Note: CBT = cognitive-behavioral therapy; CWD = Coping With Depression; IPT-A = interpersonal therapy for adolescents.

We reviewed each of the treatments shown in the table, searching for common therapeutic foci/techniques, as shown in Table 2. One common thread was identified in all of the effective treatments: a focus on having the youths achieve measurable goals or increase their competence in a self-identified area. In addition, at least six of the nine effective treatments provided psychoeducation to youths, included some form of self-monitoring, addressed social relationship and communication skills, taught cognitive restructuring and general problem-solving skills, and used behavioral activation. Whether any of these components is necessary to successful treatment remains to be tested. For example, although cognitive restructuring was found to be a common element among six of these nine effective treatments, our meta-analysis suggested a similar treatment impact for therapies that emphasized cognitive change and those that did not (Weisz et al., 2006b).
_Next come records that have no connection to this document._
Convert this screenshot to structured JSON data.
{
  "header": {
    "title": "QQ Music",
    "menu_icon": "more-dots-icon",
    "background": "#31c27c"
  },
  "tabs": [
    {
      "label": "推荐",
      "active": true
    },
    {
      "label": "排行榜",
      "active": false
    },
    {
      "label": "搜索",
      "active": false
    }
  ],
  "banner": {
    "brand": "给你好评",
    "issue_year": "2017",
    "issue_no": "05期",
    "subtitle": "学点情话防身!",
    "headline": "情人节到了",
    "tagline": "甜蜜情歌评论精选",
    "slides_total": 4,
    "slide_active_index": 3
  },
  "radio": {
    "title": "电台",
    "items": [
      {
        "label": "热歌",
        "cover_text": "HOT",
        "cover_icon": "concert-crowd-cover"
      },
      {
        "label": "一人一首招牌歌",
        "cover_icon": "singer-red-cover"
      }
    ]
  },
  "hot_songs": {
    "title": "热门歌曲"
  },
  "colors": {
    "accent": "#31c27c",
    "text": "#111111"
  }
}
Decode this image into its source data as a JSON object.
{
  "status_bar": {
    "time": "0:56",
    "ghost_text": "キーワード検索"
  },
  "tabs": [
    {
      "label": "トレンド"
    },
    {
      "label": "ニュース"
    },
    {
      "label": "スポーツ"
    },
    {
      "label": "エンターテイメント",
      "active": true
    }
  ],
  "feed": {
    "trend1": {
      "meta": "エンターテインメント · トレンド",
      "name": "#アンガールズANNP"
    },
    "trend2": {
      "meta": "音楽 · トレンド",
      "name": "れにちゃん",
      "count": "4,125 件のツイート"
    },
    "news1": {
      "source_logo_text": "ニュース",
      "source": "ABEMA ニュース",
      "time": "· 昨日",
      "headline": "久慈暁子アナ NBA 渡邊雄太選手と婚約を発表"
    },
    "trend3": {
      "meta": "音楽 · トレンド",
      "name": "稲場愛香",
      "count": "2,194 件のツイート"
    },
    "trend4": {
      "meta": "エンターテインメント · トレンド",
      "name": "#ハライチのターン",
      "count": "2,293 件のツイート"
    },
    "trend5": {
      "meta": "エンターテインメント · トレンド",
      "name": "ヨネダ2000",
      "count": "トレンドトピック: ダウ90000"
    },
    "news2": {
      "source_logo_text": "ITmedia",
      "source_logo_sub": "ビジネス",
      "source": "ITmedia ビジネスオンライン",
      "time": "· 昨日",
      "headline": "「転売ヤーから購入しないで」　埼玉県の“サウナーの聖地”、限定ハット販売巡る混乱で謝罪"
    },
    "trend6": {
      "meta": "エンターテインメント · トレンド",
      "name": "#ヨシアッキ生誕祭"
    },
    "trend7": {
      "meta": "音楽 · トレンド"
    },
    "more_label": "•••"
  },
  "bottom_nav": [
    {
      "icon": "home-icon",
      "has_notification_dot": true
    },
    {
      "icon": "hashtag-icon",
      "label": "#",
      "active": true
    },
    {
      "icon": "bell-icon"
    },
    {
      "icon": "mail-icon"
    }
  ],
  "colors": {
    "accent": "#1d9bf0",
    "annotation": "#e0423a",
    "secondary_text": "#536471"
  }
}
Nonetheless, the set of techniques described and elaborated on below has enough of an empirical basis to merit further consideration and investigation.

TABLE 2.

Treatment Techniques Incorporated in Effective Therapies for Youth Depression

Cognitive-Behavioral
Interpersonal
Cognitive
Family
Treatment Technique/Focus No. of Treatments Using Technique Depression Treatment Program (Wood et al., 1996) CBT (Ettelson, 2003) CWD (Lewinsohn et al., 1990) CWD with Parent (Lewinsohn et al., 1990) CWD (Curtis, 1992) IPT (Mufson et al., 1999) IPT (Rosello and Bernal, 1999) Feeling Good (Ackerson et al., 1988) Attachment-Based Family Therapy (Diamond et al., 2002)
Achieving measurable goals/promoting competency 9/9 Y Y Y Y Y Y Y Y Y
Child psychoeducation 6/9 N N Y Y Y Y Y Y N
Self-monitoring 8/9 Y Y Y Y Y Y Y Y N
Addresses relationship skills 8/9 Y Y Y Y Y Y Y N Y
Communication training 6/9 N N Y Y Y Y Y N Y
Cognitive restructuring 6/9 Y Y Y Y Y N N Y N
Problem solving 6/9 Y Y Y Y N Y Y N N
Behavioral activation 6/9 Y Y Y Y Y N N Y N
Relaxation 4/9 N Y Y Y Y N N N N
Improving the parent–child relationship 4/9 N N N Y N S S N Y
Parent psychoeducation 3/9 N N N Y N Y Y N N
Emotion regulation 3/9 N Y N N N Y Y N N

Note: CBT = cognitive-behavioral therapy; CWD = Coping With Depression; IPT = interpersonal therapy for adolescents; Y = yes; N = no; S = sometimes addressed (on a case-by-case basis).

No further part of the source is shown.